Blockchain Bonds Pipped to Become New Standard

Blockchain Bonds Pipped to Become New Standard

New research has discovered that blockchain may be the future for the issuance of financial bonds.

 The analysis, which was undertaken by the research arm of the exchange platform Binance, discovered this via a deep dive into the practice of leading Spanish bank branch, Santander. The bank itself is one of the most recognisable bank brands across the globe with branches across Europe, as well as more recently, in North and South America, and continental Asia with clientele in the millions.

Last week, on the 12th September, the firm took a dive into the world of blockchain and in an industry first and began issuing tokenized bonds. This tokenize bonds were launch on the Ethereum blockchain and were valued at $20 Million USD.

While this was the first leading bank to do this, this follows trend of late which has seen this become more prevalent from other global institutions, such as the Societe Generale and the Austrian government. As this is a new practice, the future of practice was ambiguous at best but with this new research, some new light has been shed on these tokenized bond and spoiler alert, it is looking good.

The New Fixed-Income Industry Standard

As per the new report, “Eventually, blockchain bonds should gradually become a new standard in the fixed-income industry.” This is based on the fact that these tokenize bonds provide three separate features that provide them with advantages over more traditional methods of issuing bonds.

For one, due to the fact that they offer atomic hash time-locked contracts, there is a drastic reduction in counterparty risk. As well as this, it offers reduced issuance costs and faster execution due to operational improvements, and easier taxation and improved oversight about current debt holders, among other added-value services. Accumulating in the finding that bonds of these descriptions may soon become the norm for bond issuance.

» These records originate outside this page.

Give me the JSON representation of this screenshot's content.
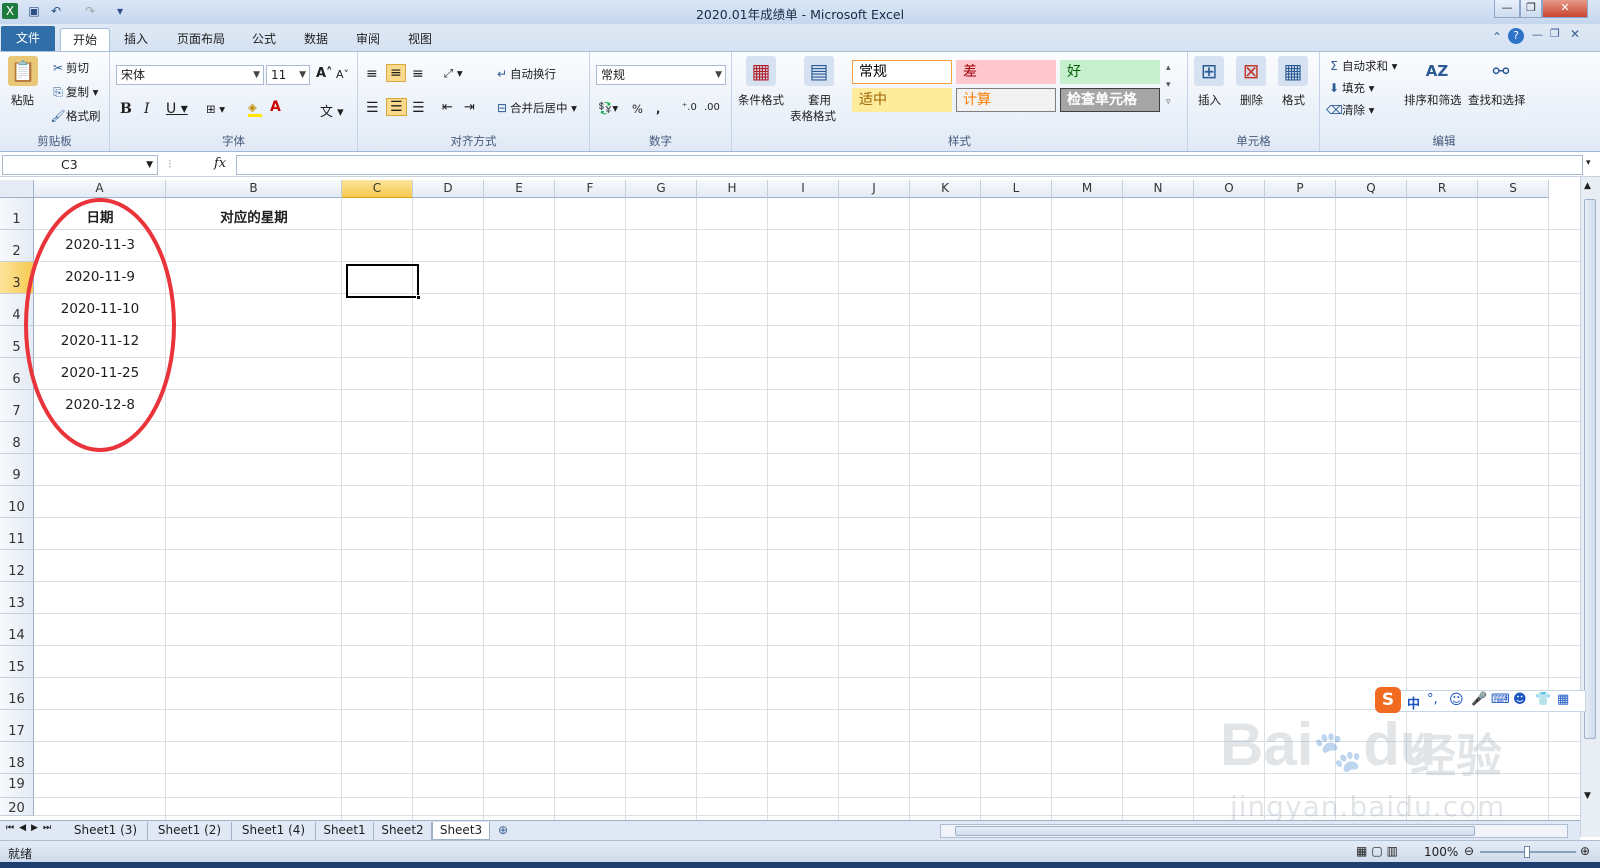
{
  "window": {
    "title": "2020.01年成绩单 - Microsoft Excel"
  },
  "tabs": [
    "文件",
    "开始",
    "插入",
    "页面布局",
    "公式",
    "数据",
    "审阅",
    "视图"
  ],
  "ribbon": {
    "clipboard": {
      "paste": "粘贴",
      "cut": "剪切",
      "copy": "复制",
      "format_painter": "格式刷",
      "label": "剪贴板"
    },
    "font": {
      "name": "宋体",
      "size": "11",
      "label": "字体"
    },
    "alignment": {
      "wrap": "自动换行",
      "merge": "合并后居中",
      "label": "对齐方式"
    },
    "number": {
      "format": "常规",
      "label": "数字"
    },
    "styles": {
      "cond_format": "条件格式",
      "table_format": "套用",
      "table_format2": "表格格式",
      "label": "样式",
      "cells": [
        {
          "text": "常规",
          "bg": "#ffffff",
          "fg": "#000000",
          "border": "#f3a33b"
        },
        {
          "text": "差",
          "bg": "#ffc7ce",
          "fg": "#9c0006",
          "border": "#ffc7ce"
        },
        {
          "text": "好",
          "bg": "#c6efce",
          "fg": "#006100",
          "border": "#c6efce"
        },
        {
          "text": "适中",
          "bg": "#ffeb9c",
          "fg": "#9c6500",
          "border": "#ffeb9c"
        },
        {
          "text": "计算",
          "bg": "#f2f2f2",
          "fg": "#fa7d00",
          "border": "#7f7f7f"
        },
        {
          "text": "检查单元格",
          "bg": "#a5a5a5",
          "fg": "#ffffff",
          "border": "#3f3f3f"
        }
      ]
    },
    "cells": {
      "insert": "插入",
      "delete": "删除",
      "format": "格式",
      "label": "单元格"
    },
    "editing": {
      "autosum": "自动求和",
      "fill": "填充",
      "clear": "清除",
      "sort": "排序和筛选",
      "find": "查找和选择",
      "label": "编辑"
    }
  },
  "formula_bar": {
    "name_box": "C3",
    "fx": "fx"
  },
  "columns": [
    "A",
    "B",
    "C",
    "D",
    "E",
    "F",
    "G",
    "H",
    "I",
    "J",
    "K",
    "L",
    "M",
    "N",
    "O",
    "P",
    "Q",
    "R",
    "S"
  ],
  "rows": [
    "1",
    "2",
    "3",
    "4",
    "5",
    "6",
    "7",
    "8",
    "9",
    "10",
    "11",
    "12",
    "13",
    "14",
    "15",
    "16",
    "17",
    "18",
    "19",
    "20"
  ],
  "cells": {
    "A1": "日期",
    "B1": "对应的星期",
    "A2": "2020-11-3",
    "A3": "2020-11-9",
    "A4": "2020-11-10",
    "A5": "2020-11-12",
    "A6": "2020-11-25",
    "A7": "2020-12-8"
  },
  "selected_cell": "C3",
  "sheets": [
    "Sheet1 (3)",
    "Sheet1 (2)",
    "Sheet1 (4)",
    "Sheet1",
    "Sheet2",
    "Sheet3"
  ],
  "active_sheet": "Sheet3",
  "status": {
    "ready": "就绪",
    "zoom": "100%"
  },
  "ime": {
    "lang": "中"
  },
  "watermark": {
    "brand": "Bai",
    "brand2": "du",
    "cn": "经验",
    "url": "jingyan.baidu.com"
  },
  "annotation_color": "#e8343a"
}
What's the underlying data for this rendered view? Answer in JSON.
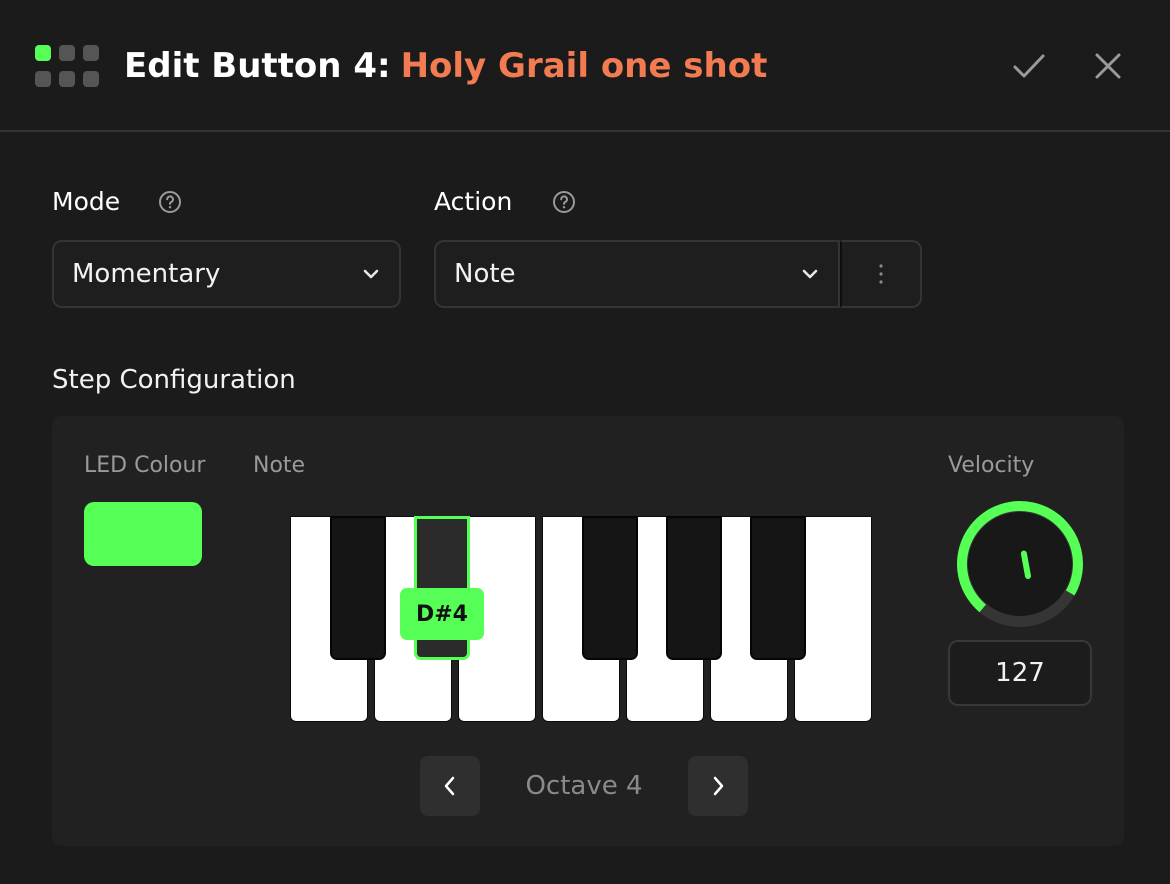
{
  "header": {
    "title_prefix": "Edit Button 4:",
    "title_name": "Holy Grail one shot",
    "confirm_icon": "checkmark-icon",
    "close_icon": "close-icon",
    "accent_color": "#f27b52"
  },
  "mode": {
    "label": "Mode",
    "value": "Momentary"
  },
  "action": {
    "label": "Action",
    "value": "Note"
  },
  "step_config": {
    "title": "Step Configuration",
    "led_label": "LED Colour",
    "led_color": "#55ff55",
    "note_label": "Note",
    "selected_note": "D#4",
    "octave_label": "Octave 4",
    "velocity_label": "Velocity",
    "velocity_value": "127",
    "velocity_level": 1.0
  }
}
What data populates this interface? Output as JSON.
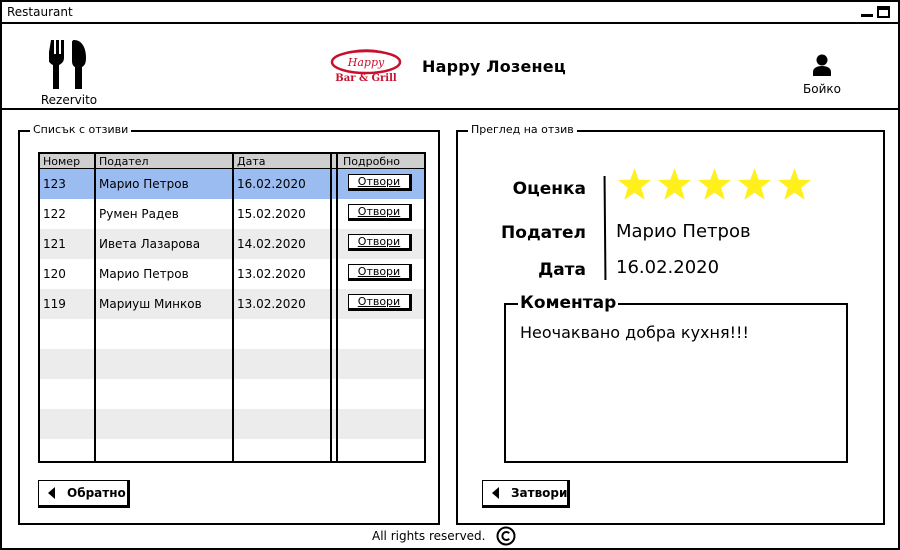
{
  "window": {
    "title": "Restaurant"
  },
  "header": {
    "app_name": "Rezervito",
    "logo_text_top": "Happy",
    "logo_text_bottom": "Bar & Grill",
    "restaurant_name": "Happy Лозенец",
    "user_name": "Бойко"
  },
  "reviews_panel": {
    "title": "Списък с отзиви",
    "columns": [
      "Номер",
      "Подател",
      "Дата",
      "Подробно"
    ],
    "rows": [
      {
        "id": "123",
        "author": "Марио Петров",
        "date": "16.02.2020",
        "action": "Отвори"
      },
      {
        "id": "122",
        "author": "Румен Радев",
        "date": "15.02.2020",
        "action": "Отвори"
      },
      {
        "id": "121",
        "author": "Ивета Лазарова",
        "date": "14.02.2020",
        "action": "Отвори"
      },
      {
        "id": "120",
        "author": "Марио Петров",
        "date": "13.02.2020",
        "action": "Отвори"
      },
      {
        "id": "119",
        "author": "Мариуш Минков",
        "date": "13.02.2020",
        "action": "Отвори"
      }
    ],
    "back_label": "Обратно"
  },
  "review_detail": {
    "title": "Преглед на отзив",
    "rating_label": "Оценка",
    "rating": 5,
    "rating_max": 5,
    "star_color": "#ffef1d",
    "author_label": "Подател",
    "author": "Марио Петров",
    "date_label": "Дата",
    "date": "16.02.2020",
    "comment_label": "Коментар",
    "comment": "Неочаквано добра кухня!!!",
    "close_label": "Затвори"
  },
  "footer": {
    "text": "All rights reserved.",
    "icon": "copyright-icon"
  },
  "colors": {
    "selected_row": "#9bbcf0",
    "alt_row": "#ececec",
    "header_row": "#cfcfcf",
    "logo_red": "#c8102e"
  }
}
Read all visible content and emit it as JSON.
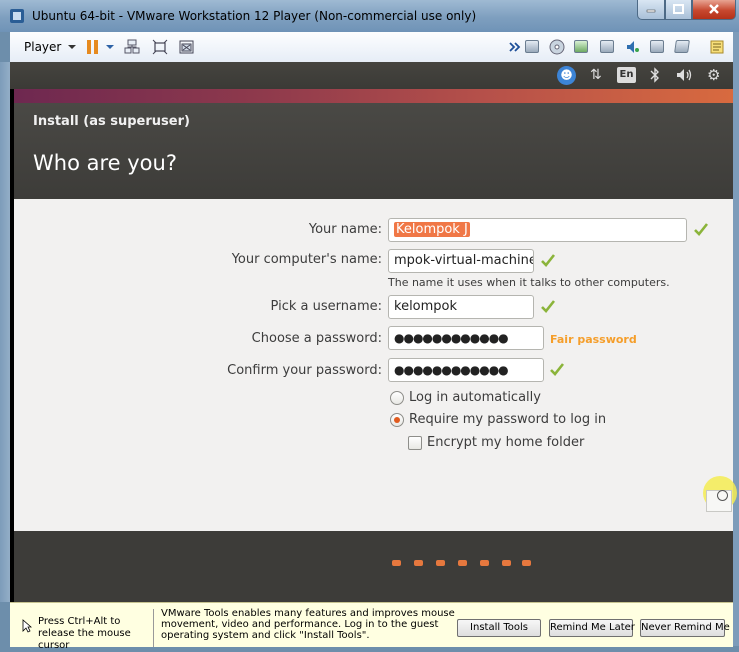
{
  "window": {
    "title": "Ubuntu 64-bit - VMware Workstation 12 Player (Non-commercial use only)"
  },
  "toolbar": {
    "player_label": "Player",
    "icons": [
      "pause-icon",
      "send-ctrl-alt-del-icon",
      "fullscreen-icon",
      "unity-icon",
      "forward-arrows-icon",
      "hard-disk-icon",
      "cd-dvd-icon",
      "network-adapter-icon",
      "printer-icon",
      "sound-card-icon",
      "display-icon",
      "usb-icon",
      "messages-icon"
    ]
  },
  "top_panel": {
    "keyboard_layout": "En",
    "icons": [
      "accessibility-icon",
      "network-icon",
      "bluetooth-icon",
      "volume-icon",
      "settings-gear-icon"
    ]
  },
  "installer": {
    "window_title": "Install (as superuser)",
    "page_title": "Who are you?",
    "fields": {
      "name": {
        "label": "Your name:",
        "value": "Kelompok J"
      },
      "computer_name": {
        "label": "Your computer's name:",
        "value": "mpok-virtual-machine",
        "hint": "The name it uses when it talks to other computers."
      },
      "username": {
        "label": "Pick a username:",
        "value": "kelompok"
      },
      "password": {
        "label": "Choose a password:",
        "value": "●●●●●●●●●●●●",
        "strength": "Fair password"
      },
      "confirm_password": {
        "label": "Confirm your password:",
        "value": "●●●●●●●●●●●●"
      }
    },
    "login_options": {
      "auto_login": {
        "label": "Log in automatically",
        "selected": false
      },
      "require_password": {
        "label": "Require my password to log in",
        "selected": true
      },
      "encrypt_home": {
        "label": "Encrypt my home folder",
        "checked": false
      }
    },
    "progress": {
      "total_steps": 7
    },
    "colors": {
      "accent": "#e05a1e",
      "check": "#8bb43a",
      "strength": "#f59e2a",
      "header": "#3d3c39"
    }
  },
  "vmware_tools_bar": {
    "release_hint": "Press Ctrl+Alt to release the mouse cursor",
    "message": "VMware Tools enables many features and improves mouse movement, video and performance. Log in to the guest operating system and click \"Install Tools\".",
    "install_button": "Install Tools",
    "remind_later_button": "Remind Me Later",
    "never_remind_button": "Never Remind Me"
  }
}
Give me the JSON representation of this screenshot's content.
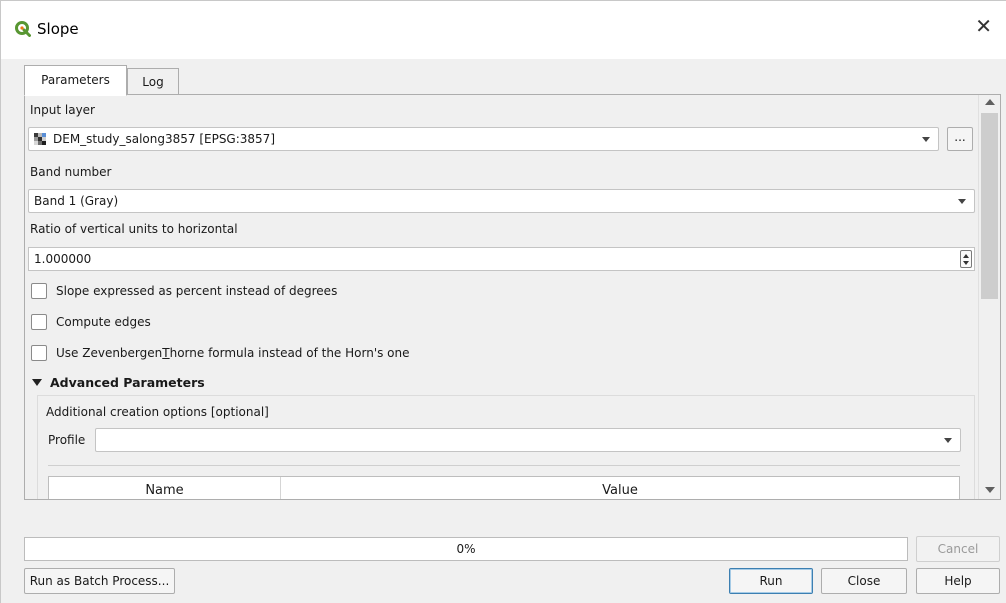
{
  "window": {
    "title": "Slope",
    "close_glyph": "✕",
    "logo_icon": "qgis-logo-icon",
    "accent": "#589632"
  },
  "tabs": [
    {
      "label": "Parameters",
      "active": true
    },
    {
      "label": "Log",
      "active": false
    }
  ],
  "params": {
    "input_layer_label": "Input layer",
    "input_layer_value": "DEM_study_salong3857 [EPSG:3857]",
    "input_layer_icon": "raster-layer-icon",
    "browse_label": "...",
    "band_label": "Band number",
    "band_value": "Band 1 (Gray)",
    "ratio_label": "Ratio of vertical units to horizontal",
    "ratio_value": "1.000000",
    "checkbox_percent": {
      "label": "Slope expressed as percent instead of degrees",
      "checked": false
    },
    "checkbox_edges": {
      "label": "Compute edges",
      "checked": false
    },
    "checkbox_zevenbergen": {
      "label_prefix": "Use Zevenbergen",
      "label_mnemonic": "T",
      "label_suffix": "horne formula instead of the Horn's one",
      "checked": false
    },
    "advanced_header": "Advanced Parameters",
    "creation_options_label": "Additional creation options [optional]",
    "profile_label": "Profile",
    "profile_value": "",
    "table_columns": [
      "Name",
      "Value"
    ]
  },
  "footer": {
    "progress_text": "0%",
    "progress_value": 0,
    "cancel_label": "Cancel",
    "batch_label": "Run as Batch Process...",
    "run_label": "Run",
    "close_label": "Close",
    "help_label": "Help"
  }
}
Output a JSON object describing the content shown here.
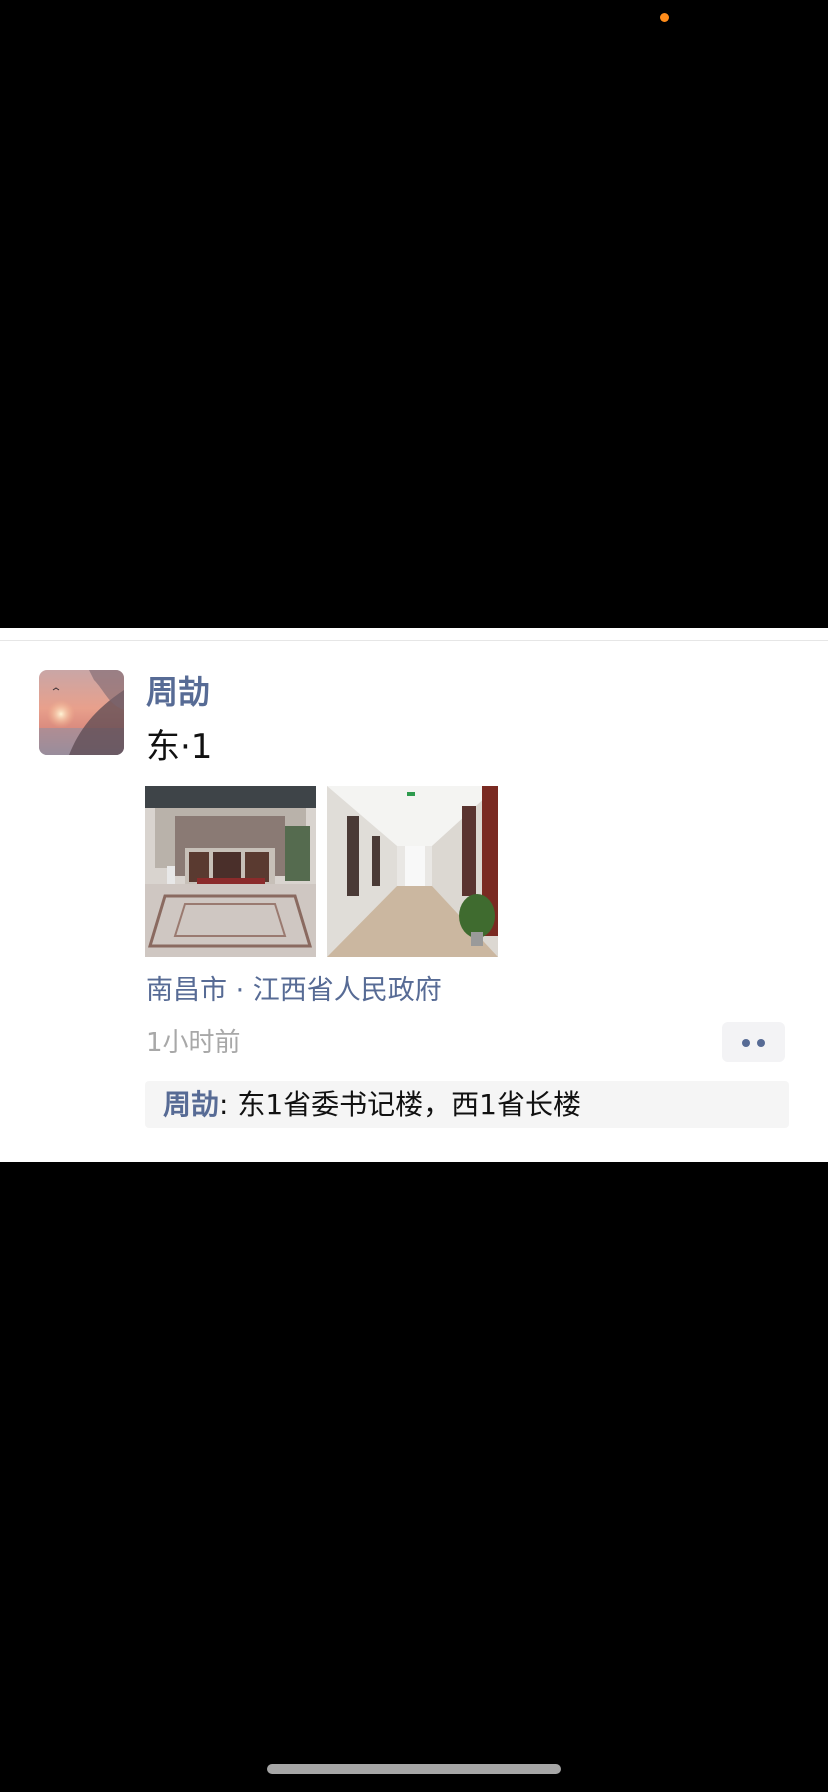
{
  "colors": {
    "link": "#576b95",
    "meta": "#a8a8a8",
    "status_dot": "#ff8c1a"
  },
  "post": {
    "username": "周劼",
    "text": "东·1",
    "images": [
      "photo-government-building-lobby",
      "photo-office-hallway"
    ],
    "location": "南昌市 · 江西省人民政府",
    "time": "1小时前",
    "more_icon": "more-dots-icon"
  },
  "comments": [
    {
      "author": "周劼",
      "separator": ": ",
      "text": "东1省委书记楼，西1省长楼"
    }
  ]
}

However, there are a couple of variables in terms of the Santander framework that may sour the milk though. For one, they use an “off-chain legal documents with a trusted custodian” as opposed to issuing “native” securities on Ethereum. Plus, “they did not publicly release the contract source code, outweighing some of the presumed benefits from the use of blockchain technology.

Of course, all this, for now, is preliminary and it could be a long time for this to become the norm, as many more companies, particularly big-name organisations, will need to adopt the system first though. This said, it bodes well the potential for blockchain is yet another financial field secular of the crypto industry.